INDIANAPOLIS (CBS) An Indiana lawmaker who has previously been in hot water over social media posts some considered derogatory toward women is again drawing scrutiny, this time for suggesting that women who carry guns are “taking steps” and “learning how not to be a victim” of rape.

Rep. Jim Lucas, a Republican from Seymour, made the Facebook post Monday in response to a Sunday story in the Indianapolis Star in which a sexual assault victims’ advocate recounted her own sexual assault in 1994.

Lucas, a prolific Facebook user and outspoken supporter of the Second Amendment, posted a hand-written letter to the article’s author, suggesting a follow up story “about the thousands of Hoosier women that are taking steps & learning how not to be a victim.”
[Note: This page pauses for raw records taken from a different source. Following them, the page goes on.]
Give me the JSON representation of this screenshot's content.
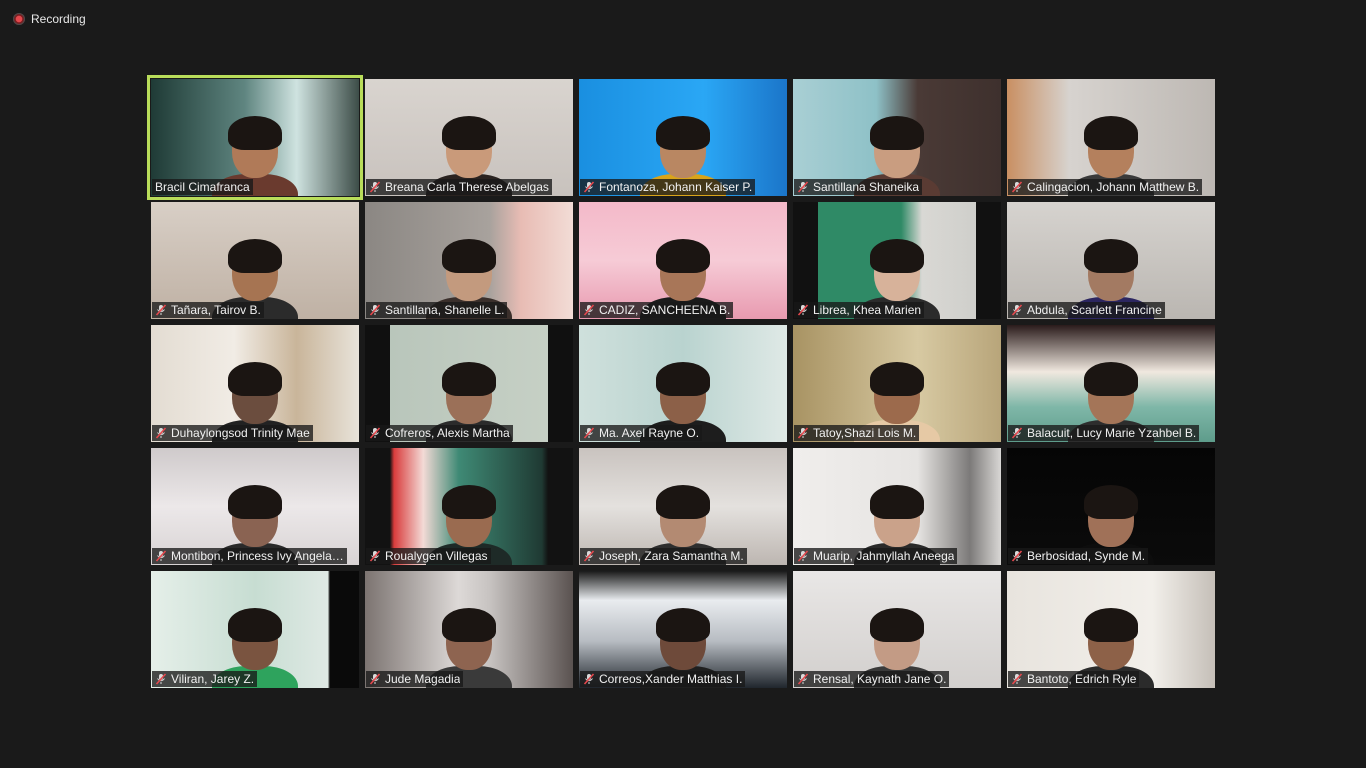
{
  "status": {
    "recording_label": "Recording"
  },
  "participants": [
    {
      "name": "Bracil Cimafranca",
      "muted": false,
      "active": true,
      "bg": "linear-gradient(90deg,#1f3b36 0%,#5f8580 45%,#cfe3e0 70%,#3d4d48 100%)",
      "skin": "#b07a58",
      "shirt": "#6a3a2e"
    },
    {
      "name": "Breana Carla Therese Abelgas",
      "muted": true,
      "active": false,
      "bg": "linear-gradient(180deg,#d9d4cf 0%,#c8c2bd 100%)",
      "skin": "#c99a7a",
      "shirt": "#2a2320"
    },
    {
      "name": "Fontanoza, Johann Kaiser P.",
      "muted": true,
      "active": false,
      "bg": "linear-gradient(90deg,#1a8fe0 0%,#2aa7f5 60%,#1b75c9 100%)",
      "skin": "#b98762",
      "shirt": "#d9a41a"
    },
    {
      "name": "Santillana Shaneika",
      "muted": true,
      "active": false,
      "bg": "linear-gradient(90deg,#a9cfd4 0%,#8ec1c7 40%,#4a3a36 60%,#3e302d 100%)",
      "skin": "#c99d80",
      "shirt": "#5a3b33"
    },
    {
      "name": "Calingacion, Johann Matthew B.",
      "muted": true,
      "active": false,
      "bg": "linear-gradient(90deg,#c98f62 0%,#d7d3cf 30%,#bdb8b3 100%)",
      "skin": "#b4805d",
      "shirt": "#3a3a3a"
    },
    {
      "name": "Tañara, Tairov B.",
      "muted": true,
      "active": false,
      "bg": "linear-gradient(180deg,#d8cfc6 0%,#bfb1a4 100%)",
      "skin": "#a67452",
      "shirt": "#2b2b2b"
    },
    {
      "name": "Santillana, Shanelle L.",
      "muted": true,
      "active": false,
      "bg": "linear-gradient(90deg,#8b8783 0%,#a8a29d 60%,#e8bcb4 75%,#f2dcd6 100%)",
      "skin": "#c39a7e",
      "shirt": "#3a2f2b"
    },
    {
      "name": "CADIZ, SANCHEENA B.",
      "muted": true,
      "active": false,
      "bg": "linear-gradient(180deg,#f4b9c9 0%,#f6cbd6 50%,#e89ab0 100%)",
      "skin": "#a87658",
      "shirt": "#1b1b1b"
    },
    {
      "name": "Librea, Khea Marien",
      "muted": true,
      "active": false,
      "bg": "linear-gradient(90deg,#111 0%,#111 12%,#2f8a66 12%,#2f8a66 52%,#d9d8d4 62%,#cfcfcb 88%,#111 88%)",
      "skin": "#d7b29a",
      "shirt": "#2b2b2b"
    },
    {
      "name": "Abdula, Scarlett Francine",
      "muted": true,
      "active": false,
      "bg": "linear-gradient(180deg,#d6d3cf 0%,#bab6b1 100%)",
      "skin": "#a37a62",
      "shirt": "#2c2660"
    },
    {
      "name": "Duhaylongsod Trinity Mae",
      "muted": true,
      "active": false,
      "bg": "linear-gradient(90deg,#e3dcd2 0%,#f1ece5 40%,#c9b59a 70%,#e8e3da 100%)",
      "skin": "#6b4d3e",
      "shirt": "#222"
    },
    {
      "name": "Cofreros, Alexis Martha",
      "muted": true,
      "active": false,
      "bg": "linear-gradient(90deg,#101010 0%,#101010 12%,#b9c6bb 12%,#c6d0c5 88%,#101010 88%)",
      "skin": "#9b7058",
      "shirt": "#2b2b2b"
    },
    {
      "name": "Ma. Axel Rayne O.",
      "muted": true,
      "active": false,
      "bg": "linear-gradient(90deg,#cfe0dc 0%,#b9d3cf 50%,#dfe9e6 100%)",
      "skin": "#8c6048",
      "shirt": "#1d1d1d"
    },
    {
      "name": "Tatoy,Shazi Lois M.",
      "muted": true,
      "active": false,
      "bg": "linear-gradient(90deg,#a89363 0%,#d7c9a2 60%,#b8a57a 100%)",
      "skin": "#9c6a4c",
      "shirt": "#e6c9a5"
    },
    {
      "name": "Balacuit, Lucy Marie Yzahbel B.",
      "muted": true,
      "active": false,
      "bg": "linear-gradient(180deg,#2a1b1b 0%,#f0e8df 40%,#7fb7a8 70%,#5e9c8b 100%)",
      "skin": "#a47558",
      "shirt": "#2d2d2d"
    },
    {
      "name": "Montibon, Princess Ivy Angela…",
      "muted": true,
      "active": false,
      "bg": "linear-gradient(180deg,#cfcacb 0%,#ece8e9 50%,#d8d3d4 100%)",
      "skin": "#8a6352",
      "shirt": "#2a2a2a"
    },
    {
      "name": "Roualygen Villegas",
      "muted": true,
      "active": false,
      "bg": "linear-gradient(90deg,#121212 0%,#121212 12%,#d93c3c 14%,#f3dad6 28%,#3f8a75 45%,#1f3a33 85%,#121212 88%)",
      "skin": "#9a6b50",
      "shirt": "#1e2a27"
    },
    {
      "name": "Joseph, Zara Samantha M.",
      "muted": true,
      "active": false,
      "bg": "linear-gradient(180deg,#c9c3bf 0%,#e4e1de 50%,#bdb6b1 100%)",
      "skin": "#b38a72",
      "shirt": "#2e2e2e"
    },
    {
      "name": "Muarip, Jahmyllah Aneega",
      "muted": true,
      "active": false,
      "bg": "linear-gradient(90deg,#f0eeec 0%,#e6e4e2 60%,#7c7a79 85%,#d9d7d5 100%)",
      "skin": "#caa28a",
      "shirt": "#2a2a2a"
    },
    {
      "name": "Berbosidad, Synde M.",
      "muted": true,
      "active": false,
      "bg": "linear-gradient(180deg,#050505 0%,#0b0b0b 100%)",
      "skin": "#a07158",
      "shirt": "#0d0d0d"
    },
    {
      "name": "Viliran, Jarey Z.",
      "muted": true,
      "active": false,
      "bg": "linear-gradient(90deg,#e5efe9 0%,#c7ddd2 50%,#dfe9e4 85%,#0a0a0a 86%)",
      "skin": "#7a5440",
      "shirt": "#2ea35d"
    },
    {
      "name": "Jude Magadia",
      "muted": true,
      "active": false,
      "bg": "linear-gradient(90deg,#7c7471 0%,#ddd9d7 45%,#c7c3c1 60%,#5a5250 100%)",
      "skin": "#8e6450",
      "shirt": "#3a3a3a"
    },
    {
      "name": "Correos,Xander Matthias I.",
      "muted": true,
      "active": false,
      "bg": "linear-gradient(180deg,#1a1a1a 0%,#e9ecef 25%,#b7bcc2 60%,#20262d 100%)",
      "skin": "#6e4a3a",
      "shirt": "#1f1f1f"
    },
    {
      "name": "Rensal, Kaynath Jane O.",
      "muted": true,
      "active": false,
      "bg": "linear-gradient(180deg,#e9e7e6 0%,#d2cfcd 100%)",
      "skin": "#c39b85",
      "shirt": "#3a3a3a"
    },
    {
      "name": "Bantoto, Edrich Ryle",
      "muted": true,
      "active": false,
      "bg": "linear-gradient(90deg,#e8e4de 0%,#f2efea 70%,#c5bfb8 100%)",
      "skin": "#8d6148",
      "shirt": "#2b2b2b"
    }
  ]
}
The response was swift and included those who were outraged by what they considered Lucas’ “victim blaming.” But other commenters also stood up for his stance and said women who learn to use and carry firearms are “empowering” themselves.

One commenter on Facebook wrote: “This letter does nothing but further the culture of rape by placing responsibility firmly on the rape victim.”
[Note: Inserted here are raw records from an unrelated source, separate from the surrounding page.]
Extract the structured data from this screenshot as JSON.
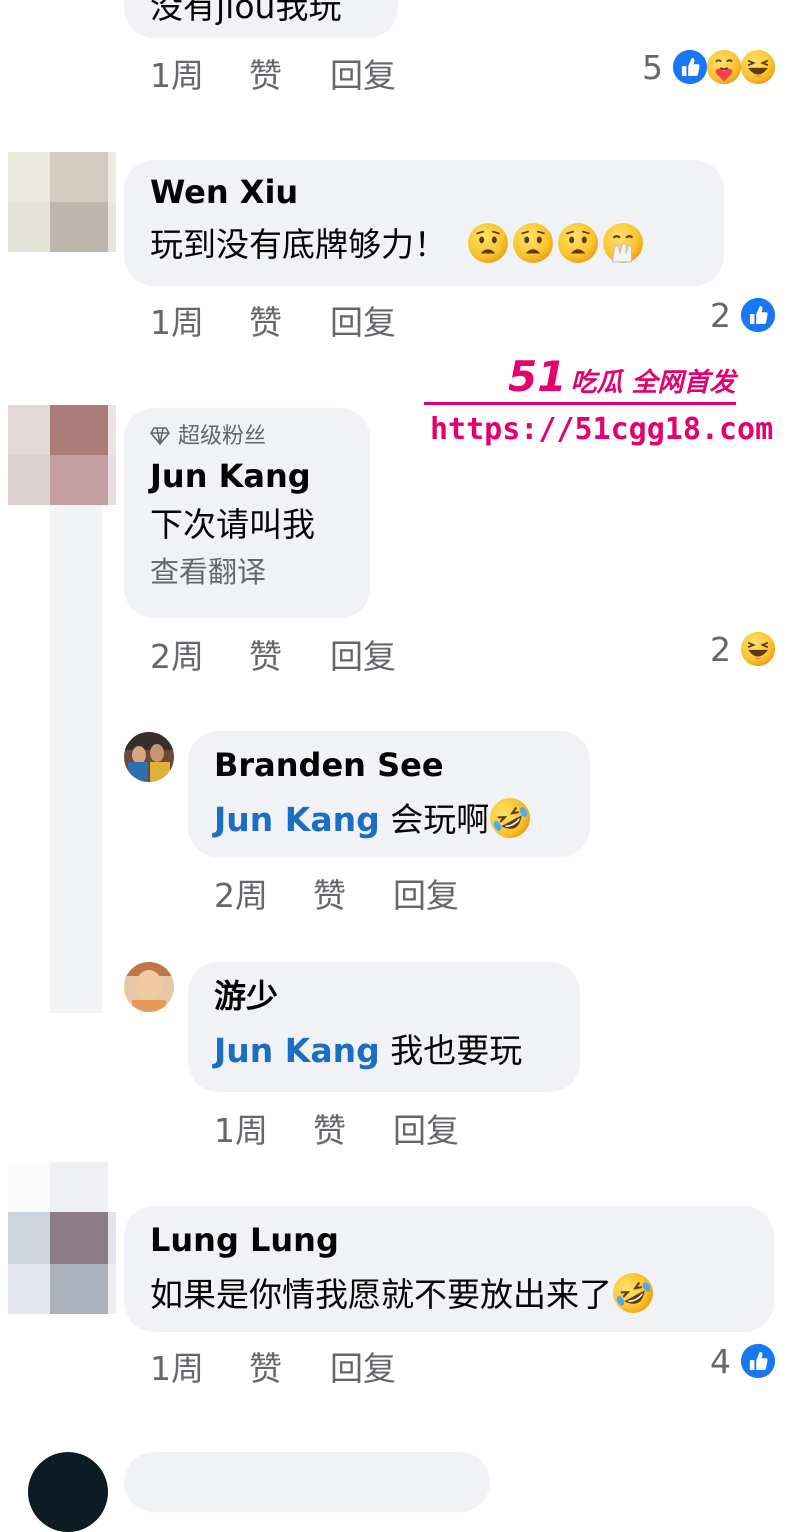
{
  "comments": [
    {
      "text_partial": "没有jiou我玩",
      "time": "1周",
      "like_label": "赞",
      "reply_label": "回复",
      "reaction_count": "5",
      "reactions": [
        "like-reaction-icon",
        "care-reaction-icon",
        "haha-reaction-icon"
      ]
    },
    {
      "author": "Wen Xiu",
      "text": "玩到没有底牌够力！",
      "text_emojis": [
        "worried-face-icon",
        "worried-face-icon",
        "worried-face-icon",
        "face-with-hand-over-mouth-icon"
      ],
      "time": "1周",
      "like_label": "赞",
      "reply_label": "回复",
      "reaction_count": "2",
      "reactions": [
        "like-reaction-icon"
      ]
    },
    {
      "badge": "超级粉丝",
      "author": "Jun Kang",
      "text": "下次请叫我",
      "translate_label": "查看翻译",
      "time": "2周",
      "like_label": "赞",
      "reply_label": "回复",
      "reaction_count": "2",
      "reactions": [
        "haha-reaction-icon"
      ],
      "replies": [
        {
          "author": "Branden See",
          "mention": "Jun Kang",
          "text": "会玩啊",
          "text_emojis": [
            "rolling-on-floor-laughing-icon"
          ],
          "time": "2周",
          "like_label": "赞",
          "reply_label": "回复"
        },
        {
          "author": "游少",
          "mention": "Jun Kang",
          "text": "我也要玩",
          "time": "1周",
          "like_label": "赞",
          "reply_label": "回复"
        }
      ]
    },
    {
      "author": "Lung Lung",
      "text": "如果是你情我愿就不要放出来了",
      "text_emojis": [
        "rolling-on-floor-laughing-icon"
      ],
      "time": "1周",
      "like_label": "赞",
      "reply_label": "回复",
      "reaction_count": "4",
      "reactions": [
        "like-reaction-icon"
      ]
    }
  ],
  "watermark": {
    "brand_number": "51",
    "brand_text": "吃瓜 全网首发",
    "url": "https://51cgg18.com",
    "color": "#e5006e"
  },
  "colors": {
    "bubble": "#f0f2f5",
    "meta": "#65676b",
    "mention": "#1b6ec2",
    "like_blue": "#1877f2"
  }
}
Another commenter said: “Hey, I have an idea. How about teaching men to be respectful of women. Instead of women learning to ‘mitigate’ the risk, maybe men and boys should learn that rape is not an option for your desires or deficiencies.”

Lucas says his use of the word “victim” is consistent with its dictionary definition. But he concedes that the term carries extra meaning — especially for victims of sexual assault. And he added that he had a lengthy conversation with the woman featured in the article, who recounted to The Star the attack on the porch of her Louisville, Kentucky home by a man who overpowered, choked and assaulted her.
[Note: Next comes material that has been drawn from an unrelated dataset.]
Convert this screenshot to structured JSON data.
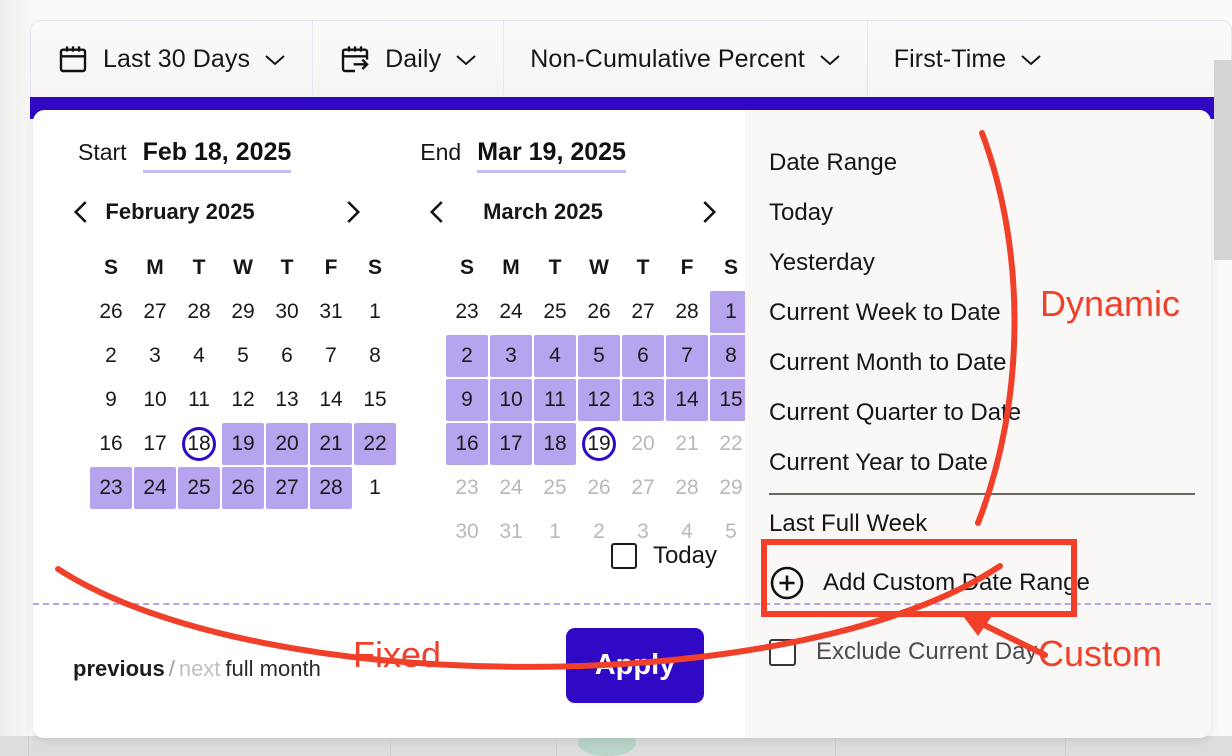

“Probably the biggest understanding that I gained is, what average everyday people take for accepted language and terminology is really very sensitive to people who have experienced trauma like that,” Lucas said in an interview Friday with The AP. “They are extremely sensitive to the word victim.”

Representatives for sexual assault and domestic violence victims’ advocacy groups in Indiana were not immediately available for comment.

It is not the first time Lucas has raised ire over his social media use. House Speaker Brian Bosma, an Indianapolis Republican, said in January that he was offering social media tutorials after Lucas and another GOP lawmaker posted memes on social media that some deemed offensive in the wake of women’s marches across the U.S. The marches, which packed public squares in blue states and some red ones, were largely in opposition to the election of President Donald Trump.

In January, Lucas posted a picture of a woman sprayed in the face with pepper spray with the caption: “Participation trophies now in liquid form.” Lucas added a comment, saying, “Today’s giggle,” CBS affiliate WTTV reports.

Several months prior, he posted another meme, this one with a photo of a woman in a car trunk. That caption read: “Wanna know who loves you more: your wife or your dog? Lock them both in your trunk and see who’s happy to see you when you let them out.”

At the time, Lucas apologized and met with domestic violence advocates.

In the future, Lucas says he will “be more sensitive when trying to use the word and maybe explain myself more.”